The Guardian view on the NHS crisis: it’s not just the flu | Editorial

There is no mistaking the depth of the crisis faced by the health service. But how much are we prepared to pay, who will pay it – and what exactly will it buy?

It has been a terrible day for the NHS in England and Wales (and not a lot better in Scotland, where there are also complaints about long waits, or Northern Ireland). But it was even worse for the health service’s political masters. An unprecedented letter was sent to the prime minister by 68 of the most senior emergency medicine specialists from across England and Wales. It warned in the starkest terms of the extent of the crisis in A&E caused by “severe and chronic” underfunding: some care was not safe. Treatment was taking 10-12 hours from the decision to admit to finding a bed. For want of that bed, people were dying on trolleys. Patients were sleeping in clinics. Sometimes 50 patients at a time were waiting in emergency departments. They need more staff, more beds and more cash for social care.

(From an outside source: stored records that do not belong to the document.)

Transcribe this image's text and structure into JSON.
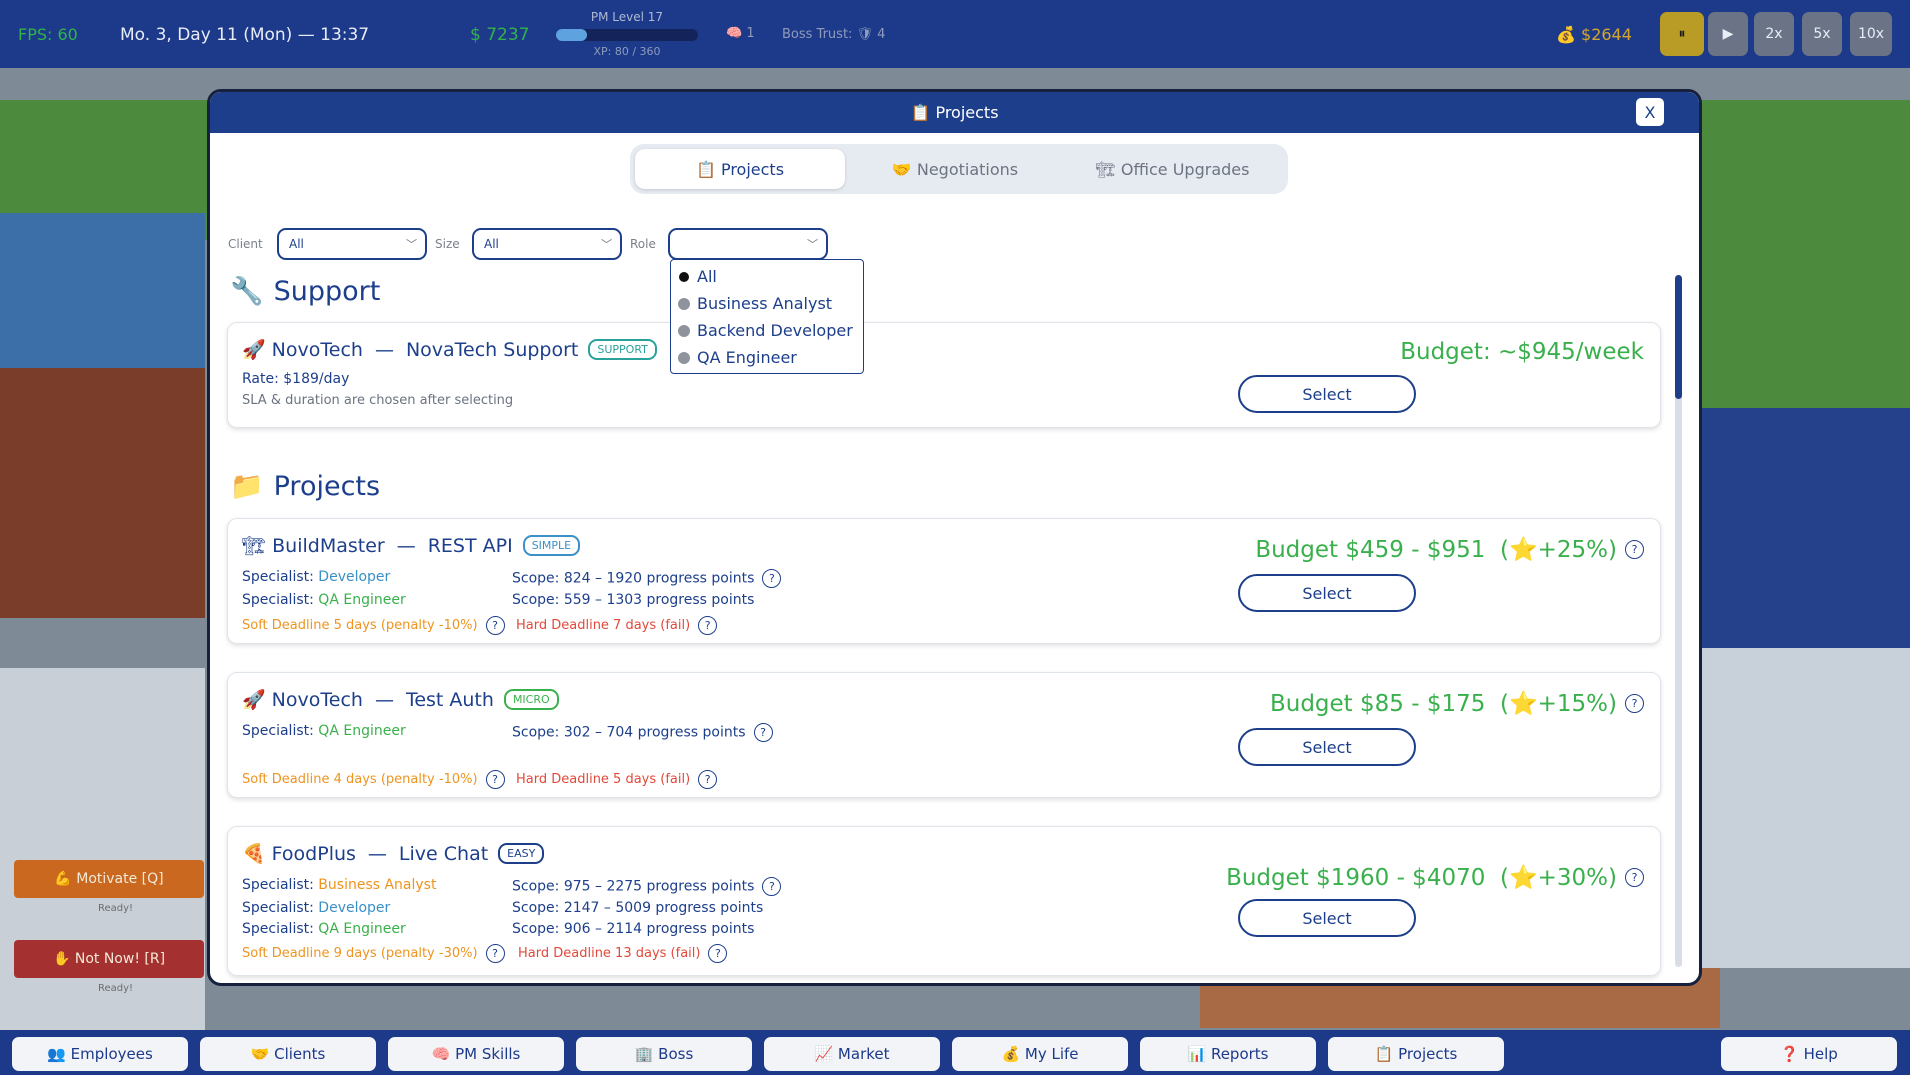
{
  "topbar": {
    "fps": "FPS: 60",
    "date": "Mo. 3, Day 11 (Mon) — 13:37",
    "cash": "$ 7237",
    "pm_level": "PM Level 17",
    "pm_xp_text": "XP: 80 / 360",
    "pm_xp_progress": 0.22,
    "brain_value": "1",
    "boss_trust": "Boss Trust: 🛡 4",
    "money2": "💰 $2644",
    "speed_buttons": [
      "⏸",
      "▶",
      "2x",
      "5x",
      "10x"
    ],
    "active_speed": "⏸"
  },
  "sidebar_left": {
    "motivate_label": "💪 Motivate [Q]",
    "motivate_status": "Ready!",
    "notnow_label": "✋ Not Now! [R]",
    "notnow_status": "Ready!"
  },
  "modal": {
    "title": "📋 Projects",
    "close_label": "X",
    "tabs": [
      {
        "label": "📋 Projects",
        "active": true
      },
      {
        "label": "🤝 Negotiations",
        "active": false
      },
      {
        "label": "🏗 Office Upgrades",
        "active": false
      }
    ],
    "filters": {
      "client_label": "Client",
      "client_value": "All",
      "size_label": "Size",
      "size_value": "All",
      "role_label": "Role",
      "role_value": ""
    },
    "role_options": [
      {
        "label": "All",
        "selected": true
      },
      {
        "label": "Business Analyst",
        "selected": false
      },
      {
        "label": "Backend Developer",
        "selected": false
      },
      {
        "label": "QA Engineer",
        "selected": false
      }
    ],
    "support_section": {
      "icon": "🔧",
      "title": "Support",
      "card": {
        "icon": "🚀",
        "client": "NovoTech",
        "name": "NovaTech Support",
        "badge": "SUPPORT",
        "rate": "Rate: $189/day",
        "note": "SLA & duration are chosen after selecting",
        "budget": "Budget: ~$945/week",
        "select_label": "Select"
      }
    },
    "projects_section": {
      "icon": "📁",
      "title": "Projects",
      "cards": [
        {
          "icon": "🏗",
          "client": "BuildMaster",
          "name": "REST API",
          "badge": "SIMPLE",
          "specialists": [
            {
              "label": "Specialist:",
              "role": "Developer",
              "scope": "Scope: 824 – 1920 progress points"
            },
            {
              "label": "Specialist:",
              "role": "QA Engineer",
              "scope": "Scope: 559 – 1303 progress points"
            }
          ],
          "soft_deadline": "Soft Deadline 5 days (penalty -10%)",
          "hard_deadline": "Hard Deadline 7 days (fail)",
          "budget": "Budget $459 - $951",
          "bonus": "+25%",
          "select_label": "Select"
        },
        {
          "icon": "🚀",
          "client": "NovoTech",
          "name": "Test Auth",
          "badge": "MICRO",
          "specialists": [
            {
              "label": "Specialist:",
              "role": "QA Engineer",
              "scope": "Scope: 302 – 704 progress points"
            }
          ],
          "soft_deadline": "Soft Deadline 4 days (penalty -10%)",
          "hard_deadline": "Hard Deadline 5 days (fail)",
          "budget": "Budget $85 - $175",
          "bonus": "+15%",
          "select_label": "Select"
        },
        {
          "icon": "🍕",
          "client": "FoodPlus",
          "name": "Live Chat",
          "badge": "EASY",
          "specialists": [
            {
              "label": "Specialist:",
              "role": "Business Analyst",
              "scope": "Scope: 975 – 2275 progress points"
            },
            {
              "label": "Specialist:",
              "role": "Developer",
              "scope": "Scope: 2147 – 5009 progress points"
            },
            {
              "label": "Specialist:",
              "role": "QA Engineer",
              "scope": "Scope: 906 – 2114 progress points"
            }
          ],
          "soft_deadline": "Soft Deadline 9 days (penalty -30%)",
          "hard_deadline": "Hard Deadline 13 days (fail)",
          "budget": "Budget $1960 - $4070",
          "bonus": "+30%",
          "select_label": "Select"
        }
      ]
    },
    "dash": "—",
    "star": "⭐",
    "help_mark": "?"
  },
  "bottom_nav": [
    {
      "label": "👥 Employees"
    },
    {
      "label": "🤝 Clients"
    },
    {
      "label": "🧠 PM Skills"
    },
    {
      "label": "🏢 Boss"
    },
    {
      "label": "📈 Market"
    },
    {
      "label": "💰 My Life"
    },
    {
      "label": "📊 Reports"
    },
    {
      "label": "📋 Projects"
    }
  ],
  "help_button": "❓ Help",
  "colors": {
    "primary": "#1d3f8b",
    "budget_green": "#3ab04c",
    "specialist_blue": "#3a90c7",
    "soft_orange": "#ee9420",
    "hard_red": "#e2493a",
    "speed_active": "#b89c25"
  }
}
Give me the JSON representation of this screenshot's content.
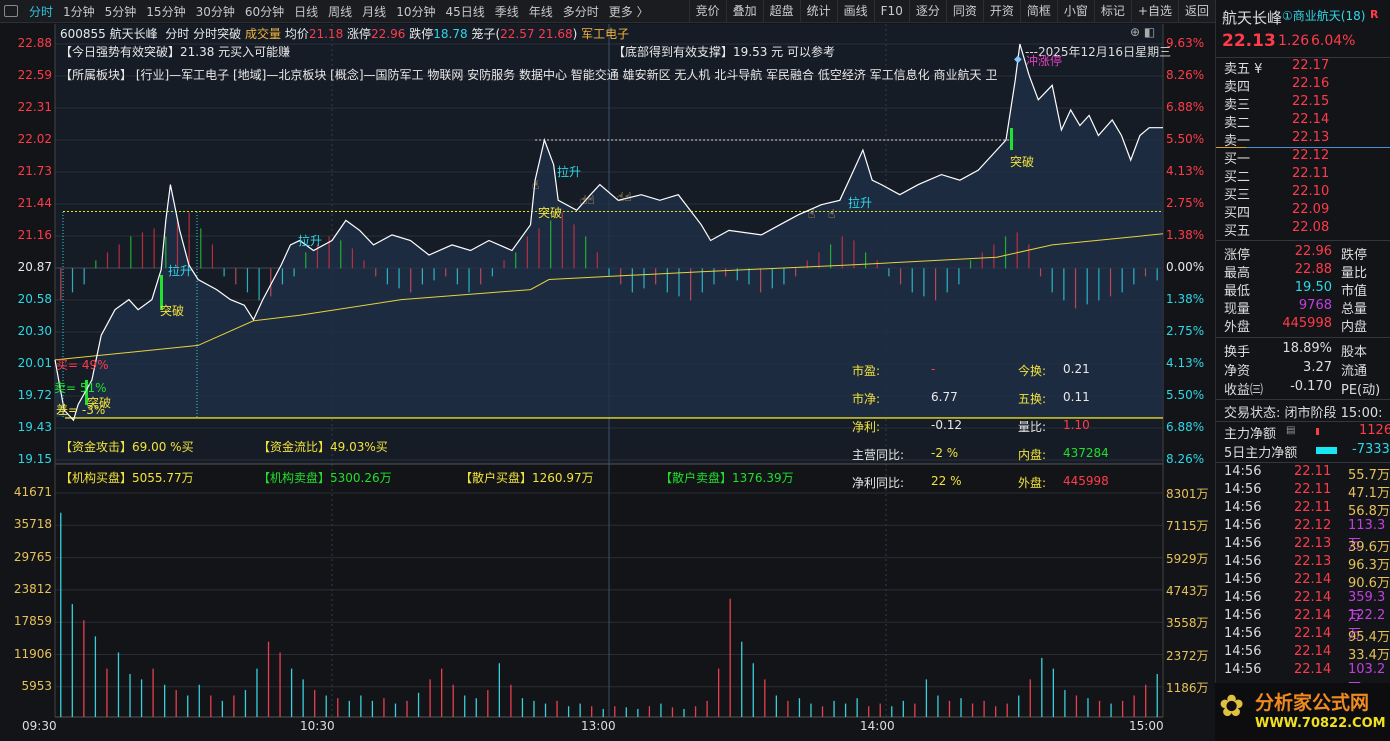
{
  "toolbar": {
    "tabs": [
      "分时",
      "1分钟",
      "5分钟",
      "15分钟",
      "30分钟",
      "60分钟",
      "日线",
      "周线",
      "月线",
      "10分钟",
      "45日线",
      "季线",
      "年线",
      "多分时",
      "更多 〉"
    ],
    "buttons": [
      "竞价",
      "叠加",
      "超盘",
      "统计",
      "画线",
      "F10",
      "逐分",
      "同资",
      "开资",
      "简框",
      "小窗",
      "标记",
      "+自选",
      "返回"
    ]
  },
  "info": {
    "code": "600855",
    "name": "航天长峰",
    "mode": "分时",
    "indicator": "分时突破",
    "vol_label": "成交量",
    "avg_label": "均价",
    "avg": "21.18",
    "up_label": "涨停",
    "up": "22.96",
    "down_label": "跌停",
    "down": "18.78",
    "cage_label": "笼子(",
    "cage": "22.57 21.68",
    ")": ")",
    "sector": "军工电子"
  },
  "signals": {
    "strong": "【今日强势有效突破】21.38 元买入可能赚",
    "support": "【底部得到有效支撑】19.53 元 可以参考",
    "date": "---2025年12月16日星期三",
    "boards": "【所属板块】 [行业]—军工电子 [地域]—北京板块 [概念]—国防军工 物联网 安防服务 数据中心 智能交通 雄安新区 无人机 北斗导航 军民融合 低空经济 军工信息化 商业航天 卫",
    "limit_hit": "冲涨停",
    "pull": "拉升",
    "break": "突破"
  },
  "price_axis": {
    "left": [
      "22.88",
      "22.59",
      "22.31",
      "22.02",
      "21.73",
      "21.44",
      "21.16",
      "20.87",
      "20.58",
      "20.30",
      "20.01",
      "19.72",
      "19.43",
      "19.15"
    ],
    "right": [
      "9.63%",
      "8.26%",
      "6.88%",
      "5.50%",
      "4.13%",
      "2.75%",
      "1.38%",
      "0.00%",
      "1.38%",
      "2.75%",
      "4.13%",
      "5.50%",
      "6.88%",
      "8.26%"
    ]
  },
  "vol_axis": {
    "left": [
      "41671",
      "35718",
      "29765",
      "23812",
      "17859",
      "11906",
      "5953"
    ],
    "right": [
      "8301万",
      "7115万",
      "5929万",
      "4743万",
      "3558万",
      "2372万",
      "1186万"
    ]
  },
  "time_axis": [
    "09:30",
    "10:30",
    "13:00",
    "14:00",
    "15:00"
  ],
  "ratio": {
    "buy": "买= 49%",
    "sell": "卖= 51%",
    "diff": "差= -3%"
  },
  "fund": {
    "attack": "【资金攻击】69.00 %买",
    "flow": "【资金流比】49.03%买",
    "inst_buy": "【机构买盘】5055.77万",
    "inst_sell": "【机构卖盘】5300.26万",
    "retail_buy": "【散户买盘】1260.97万",
    "retail_sell": "【散户卖盘】1376.39万"
  },
  "fin": [
    {
      "l": "市盈:",
      "v": "-",
      "l2": "今换:",
      "v2": "0.21"
    },
    {
      "l": "市净:",
      "v": "6.77",
      "l2": "五换:",
      "v2": "0.11"
    },
    {
      "l": "净利:",
      "v": "-0.12",
      "l2": "量比:",
      "v2": "1.10"
    },
    {
      "l": "主营同比:",
      "v": "-2 %",
      "l2": "内盘:",
      "v2": "437284"
    },
    {
      "l": "净利同比:",
      "v": "22 %",
      "l2": "外盘:",
      "v2": "445998"
    }
  ],
  "panel": {
    "name": "航天长峰",
    "concept": "①商业航天(18)",
    "r": "R",
    "price": "22.13",
    "chg": "1.26",
    "pct": "6.04%",
    "asks": [
      {
        "l": "卖五 ¥",
        "p": "22.17"
      },
      {
        "l": "卖四",
        "p": "22.16"
      },
      {
        "l": "卖三",
        "p": "22.15"
      },
      {
        "l": "卖二",
        "p": "22.14"
      },
      {
        "l": "卖一",
        "p": "22.13"
      }
    ],
    "bids": [
      {
        "l": "买一",
        "p": "22.12"
      },
      {
        "l": "买二",
        "p": "22.11"
      },
      {
        "l": "买三",
        "p": "22.10"
      },
      {
        "l": "买四",
        "p": "22.09"
      },
      {
        "l": "买五",
        "p": "22.08"
      }
    ],
    "stats": [
      {
        "l": "涨停",
        "v": "22.96",
        "l2": "跌停"
      },
      {
        "l": "最高",
        "v": "22.88",
        "l2": "量比"
      },
      {
        "l": "最低",
        "v": "19.50",
        "l2": "市值"
      },
      {
        "l": "现量",
        "v": "9768",
        "l2": "总量"
      },
      {
        "l": "外盘",
        "v": "445998",
        "l2": "内盘"
      }
    ],
    "stats2": [
      {
        "l": "换手",
        "v": "18.89%",
        "l2": "股本"
      },
      {
        "l": "净资",
        "v": "3.27",
        "l2": "流通"
      },
      {
        "l": "收益㈢",
        "v": "-0.170",
        "l2": "PE(动)"
      }
    ],
    "status": "交易状态: 闭市阶段 15:00:",
    "main_net_label": "主力净额",
    "main_net": "1126",
    "net5_label": "5日主力净额",
    "net5": "-7333",
    "trades": [
      {
        "t": "14:56",
        "p": "22.11",
        "v": "55.7万"
      },
      {
        "t": "14:56",
        "p": "22.11",
        "v": "47.1万"
      },
      {
        "t": "14:56",
        "p": "22.11",
        "v": "56.8万"
      },
      {
        "t": "14:56",
        "p": "22.12",
        "v": "113.3万",
        "big": true
      },
      {
        "t": "14:56",
        "p": "22.13",
        "v": "39.6万"
      },
      {
        "t": "14:56",
        "p": "22.13",
        "v": "96.3万"
      },
      {
        "t": "14:56",
        "p": "22.14",
        "v": "90.6万"
      },
      {
        "t": "14:56",
        "p": "22.14",
        "v": "359.3万",
        "big": true
      },
      {
        "t": "14:56",
        "p": "22.14",
        "v": "122.2万",
        "big": true
      },
      {
        "t": "14:56",
        "p": "22.14",
        "v": "95.4万"
      },
      {
        "t": "14:56",
        "p": "22.14",
        "v": "33.4万"
      },
      {
        "t": "14:56",
        "p": "22.14",
        "v": "103.2万",
        "big": true
      }
    ],
    "logo_cn": "分析家公式网",
    "logo_url": "WWW.70822.COM"
  },
  "colors": {
    "up": "#ff3b4a",
    "down": "#2ed6e6",
    "price_line": "#ffffff",
    "avg_line": "#e6d33c",
    "accent": "#2ec4dc"
  },
  "chart_data": {
    "type": "line",
    "prev_close": 20.87,
    "ylim": [
      19.15,
      22.88
    ],
    "minutes_total": 240,
    "price": [
      [
        0,
        20.05
      ],
      [
        2,
        19.6
      ],
      [
        4,
        19.51
      ],
      [
        5,
        19.65
      ],
      [
        8,
        19.87
      ],
      [
        10,
        20.27
      ],
      [
        13,
        20.5
      ],
      [
        16,
        20.59
      ],
      [
        18,
        20.5
      ],
      [
        21,
        20.59
      ],
      [
        23,
        20.86
      ],
      [
        24,
        21.3
      ],
      [
        25,
        21.62
      ],
      [
        27,
        21.21
      ],
      [
        29,
        20.9
      ],
      [
        31,
        20.77
      ],
      [
        35,
        20.68
      ],
      [
        38,
        20.59
      ],
      [
        41,
        20.54
      ],
      [
        43,
        20.41
      ],
      [
        45,
        20.59
      ],
      [
        49,
        20.9
      ],
      [
        51,
        21.08
      ],
      [
        53,
        21.12
      ],
      [
        56,
        21.03
      ],
      [
        60,
        21.12
      ],
      [
        63,
        21.3
      ],
      [
        66,
        21.21
      ],
      [
        69,
        21.08
      ],
      [
        73,
        21.17
      ],
      [
        77,
        21.12
      ],
      [
        81,
        20.99
      ],
      [
        86,
        21.08
      ],
      [
        90,
        21.03
      ],
      [
        94,
        21.12
      ],
      [
        99,
        21.03
      ],
      [
        103,
        21.26
      ],
      [
        104,
        21.66
      ],
      [
        106,
        22.02
      ],
      [
        108,
        21.8
      ],
      [
        109,
        21.48
      ],
      [
        113,
        21.39
      ],
      [
        116,
        21.53
      ],
      [
        118,
        21.62
      ],
      [
        122,
        21.48
      ],
      [
        127,
        21.53
      ],
      [
        131,
        21.48
      ],
      [
        135,
        21.53
      ],
      [
        140,
        21.26
      ],
      [
        142,
        21.12
      ],
      [
        146,
        21.21
      ],
      [
        153,
        21.17
      ],
      [
        157,
        21.26
      ],
      [
        161,
        21.35
      ],
      [
        166,
        21.44
      ],
      [
        170,
        21.48
      ],
      [
        172,
        21.66
      ],
      [
        175,
        21.93
      ],
      [
        177,
        21.66
      ],
      [
        179,
        21.62
      ],
      [
        183,
        21.53
      ],
      [
        187,
        21.62
      ],
      [
        192,
        21.71
      ],
      [
        196,
        21.66
      ],
      [
        200,
        21.75
      ],
      [
        204,
        21.93
      ],
      [
        206,
        22.02
      ],
      [
        208,
        22.56
      ],
      [
        209,
        22.88
      ],
      [
        211,
        22.6
      ],
      [
        213,
        22.38
      ],
      [
        216,
        22.51
      ],
      [
        218,
        22.11
      ],
      [
        220,
        22.29
      ],
      [
        222,
        22.15
      ],
      [
        224,
        22.24
      ],
      [
        226,
        22.06
      ],
      [
        229,
        22.2
      ],
      [
        231,
        22.06
      ],
      [
        233,
        21.84
      ],
      [
        235,
        22.06
      ],
      [
        237,
        22.13
      ],
      [
        240,
        22.13
      ]
    ],
    "avg": [
      [
        0,
        20.05
      ],
      [
        31,
        20.18
      ],
      [
        43,
        20.4
      ],
      [
        53,
        20.45
      ],
      [
        75,
        20.59
      ],
      [
        103,
        20.68
      ],
      [
        107,
        20.77
      ],
      [
        140,
        20.84
      ],
      [
        172,
        20.9
      ],
      [
        204,
        20.97
      ],
      [
        216,
        21.08
      ],
      [
        240,
        21.18
      ]
    ],
    "levels": {
      "breakout": 21.38,
      "support": 19.53,
      "high_mark": 22.02
    },
    "volume": [
      38000,
      21000,
      18000,
      15000,
      9000,
      12000,
      8000,
      7000,
      9000,
      6000,
      5000,
      4000,
      6000,
      4000,
      3000,
      4000,
      5000,
      9000,
      14000,
      12000,
      9000,
      7000,
      5000,
      4000,
      3500,
      3000,
      4000,
      3000,
      3500,
      2500,
      3000,
      4500,
      7000,
      9000,
      6000,
      4000,
      3500,
      5000,
      10000,
      6000,
      3500,
      3000,
      2500,
      3000,
      2000,
      2500,
      2000,
      1500,
      2000,
      1800,
      1500,
      2000,
      2500,
      1800,
      1500,
      2000,
      3000,
      9000,
      22000,
      14000,
      10000,
      7000,
      4000,
      3000,
      3500,
      2500,
      2000,
      3000,
      2500,
      3500,
      2000,
      2500,
      2000,
      3000,
      2500,
      7000,
      4000,
      3000,
      3500,
      2500,
      3000,
      2000,
      2500,
      4000,
      7000,
      11000,
      9000,
      5000,
      4000,
      3500,
      3000,
      2500,
      3000,
      4000,
      6000,
      8000
    ],
    "volume_dir": "ggrgrgggrgrggrgrggrrggrgrgggrgrgrrrggrgrgggrggrgrggrgrgrrrrggrgrggrgggrrggrggrgrrrrgrgggrgrgrrr",
    "flow": [
      -40,
      -30,
      -20,
      10,
      20,
      30,
      40,
      45,
      50,
      40,
      60,
      70,
      50,
      30,
      -10,
      -20,
      -30,
      -40,
      -35,
      -20,
      -10,
      20,
      30,
      40,
      35,
      25,
      10,
      -10,
      -20,
      -25,
      -30,
      -20,
      -15,
      -10,
      -20,
      -30,
      -20,
      -10,
      10,
      20,
      40,
      50,
      60,
      70,
      55,
      40,
      20,
      -10,
      -20,
      -30,
      -25,
      -20,
      -30,
      -35,
      -40,
      -30,
      -20,
      -10,
      -15,
      -20,
      -30,
      -25,
      -20,
      -10,
      10,
      20,
      30,
      40,
      35,
      20,
      10,
      -10,
      -20,
      -30,
      -35,
      -40,
      -30,
      -20,
      10,
      20,
      30,
      40,
      45,
      30,
      -10,
      -30,
      -40,
      -50,
      -45,
      -40,
      -35,
      -30,
      -20,
      -10,
      -15
    ]
  }
}
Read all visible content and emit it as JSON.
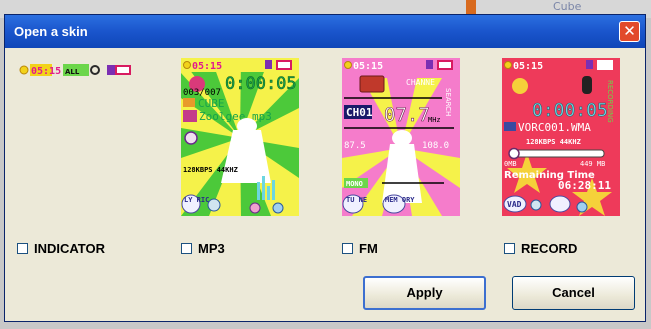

Earlier, the body representing all NHS providers warned that the funding crisis had driven hospitals to a watershed where hard choices were becoming unavoidable. As they have for more than a year, most hospitals are breaching their constitutional obligations. The warning accompanied statistics showing that only 77.3% of A&E patients met the four hours target in December. Performance is already worse than in its worst month, January 2017. It the worst since records began, and it is very likely to get worse still. Theresa May suggested to reporters that it was because of the flu epidemic. This is not the flu: it is a system-wide crisis brought about by seven years of mounting austerity. Oh, and that is getting worse, too. The official defence is that this is not a crisis, because there is a plan. Certainly the consultants acknowledge in their letter to Downing Street that huge effort went into trying to avert a crisis. But planning can’t magic up highly trained doctors and nurses. Plans do not make hospital beds. And while vaccination helps, you can’t entirely plan your way out of the impact of flu.